When can we decompose a multivariable p-adic power series into product of single variable power series? Is there any known result of decomposing multivariable power series over $p$-adic field into product of single variable power series ?
For example, consider the following power series in $n$ variables:$$ f(x_1,~x_2, \cdots, x_n)=\sum_{j_1,~j_2,\cdots, j_n=0}^{\infty} a_{j_1,~j_2, \cdots, j_n} \prod_{k=1}^{n} (x_k-c_k)^{j_k}.$$
Now we want to express $f(x_1,~x_2, \cdots, x_n)$ in the following way:
$$ f(x_1,~x_2, \cdots, x_n)=\left(  \sum_{i_1=0}^{\infty} a_{i_1} x_1^{i_1}\right) \cdot \left(  \sum_{i_2=0}^{\infty} a_{i_2} x_2^{i_2}\right) \cdots \left(  \sum_{i_n=0}^{\infty} a_{i_n} x_n^{i_n}\right).$$
When and under which condition is it possible?
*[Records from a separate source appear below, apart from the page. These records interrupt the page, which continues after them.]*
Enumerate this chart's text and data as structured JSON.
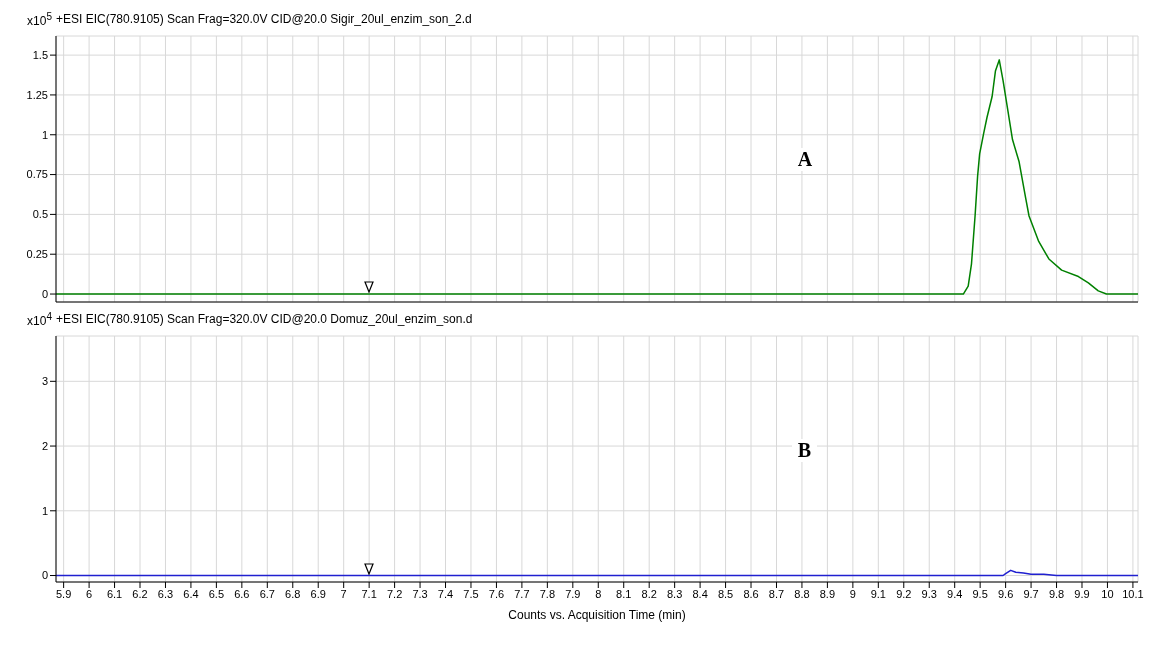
{
  "chart_data": [
    {
      "type": "line",
      "title": "+ESI EIC(780.9105) Scan  Frag=320.0V CID@20.0 Sigir_20ul_enzim_son_2.d",
      "ylabel": "x10$^{5}$",
      "annotations": [
        "A"
      ],
      "xlim": [
        5.87,
        10.12
      ],
      "xticks": [
        5.9,
        6,
        6.1,
        6.2,
        6.3,
        6.4,
        6.5,
        6.6,
        6.7,
        6.8,
        6.9,
        7,
        7.1,
        7.2,
        7.3,
        7.4,
        7.5,
        7.6,
        7.7,
        7.8,
        7.9,
        8,
        8.1,
        8.2,
        8.3,
        8.4,
        8.5,
        8.6,
        8.7,
        8.8,
        8.9,
        9,
        9.1,
        9.2,
        9.3,
        9.4,
        9.5,
        9.6,
        9.7,
        9.8,
        9.9,
        10,
        10.1
      ],
      "ylim": [
        -0.05,
        1.62
      ],
      "yticks": [
        0,
        0.25,
        0.5,
        0.75,
        1,
        1.25,
        1.5
      ],
      "grid": true,
      "tick_labels": "y",
      "marker": "none",
      "series": [
        {
          "color": "#008000",
          "x": [
            5.87,
            9.434,
            9.453,
            9.466,
            9.48,
            9.49,
            9.498,
            9.514,
            9.527,
            9.547,
            9.56,
            9.575,
            9.59,
            9.607,
            9.627,
            9.653,
            9.679,
            9.692,
            9.73,
            9.77,
            9.82,
            9.886,
            9.925,
            9.964,
            9.996,
            10.12
          ],
          "values": [
            0,
            0,
            0.05,
            0.19,
            0.49,
            0.74,
            0.88,
            1.01,
            1.11,
            1.24,
            1.4,
            1.47,
            1.34,
            1.17,
            0.97,
            0.83,
            0.6,
            0.49,
            0.33,
            0.22,
            0.15,
            0.11,
            0.07,
            0.02,
            0,
            0
          ]
        }
      ]
    },
    {
      "type": "line",
      "title": "+ESI EIC(780.9105) Scan Frag=320.0V CID@20.0 Domuz_20ul_enzim_son.d",
      "ylabel": "x10$^{4}$",
      "xlabel": "Counts vs. Acquisition Time (min)",
      "annotations": [
        "B"
      ],
      "xlim": [
        5.87,
        10.12
      ],
      "xticks": [
        5.9,
        6,
        6.1,
        6.2,
        6.3,
        6.4,
        6.5,
        6.6,
        6.7,
        6.8,
        6.9,
        7,
        7.1,
        7.2,
        7.3,
        7.4,
        7.5,
        7.6,
        7.7,
        7.8,
        7.9,
        8,
        8.1,
        8.2,
        8.3,
        8.4,
        8.5,
        8.6,
        8.7,
        8.8,
        8.9,
        9,
        9.1,
        9.2,
        9.3,
        9.4,
        9.5,
        9.6,
        9.7,
        9.8,
        9.9,
        10,
        10.1
      ],
      "ylim": [
        -0.1,
        3.7
      ],
      "yticks": [
        0,
        1,
        2,
        3
      ],
      "grid": true,
      "marker": "none",
      "series": [
        {
          "color": "#2020d0",
          "x": [
            5.87,
            9.59,
            9.6,
            9.62,
            9.64,
            9.67,
            9.7,
            9.75,
            9.8,
            10.12
          ],
          "values": [
            0,
            0,
            0.03,
            0.08,
            0.05,
            0.04,
            0.02,
            0.02,
            0,
            0
          ]
        }
      ]
    }
  ]
}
Is there any results or notes or resources available in this regard ?
Thanks,
 A: Some night thoughts on your question which are too long for a comment.  For simplicity, I will look at the two variable case.  Firstly, there is a very simple discrete criterion for when a function of two variable splits in the way you are interested in: Let $f$ be a function from $X \times Y$.  Then is can be represented as a product of two functions of one variable if and only if $$  f(x_1,y_1)f(x_2,y_2)=f(x_1,y_2)f(x_2,y_1) $$ for all possible values of the variables.
This is purely set theoretical situation but one can ask the same question in various contexts (continuous, smooth functions, or power series) and a small additional argument is required to show that if a function splits in the above sense, then the factors automatically have the required smoothness.
With respect to a differential condition, I will cheat and suppose that $f$ is a smooth real-valued function on the plane. (I know nothing about the $p$-adic case but hope that this might give you some pointers).  Then, as above,
$f f_{xy}=f_xf_y$ is a necessary condition for splitting and the question is whether it is sufficient.  This is certainly true (using logarithms) if $f$ has no zeroes.  In cases (like yours) where it can only have isolated zeroes I imagine that one could use a localisation argument to prove the sufficiency but I haven’t examined the details.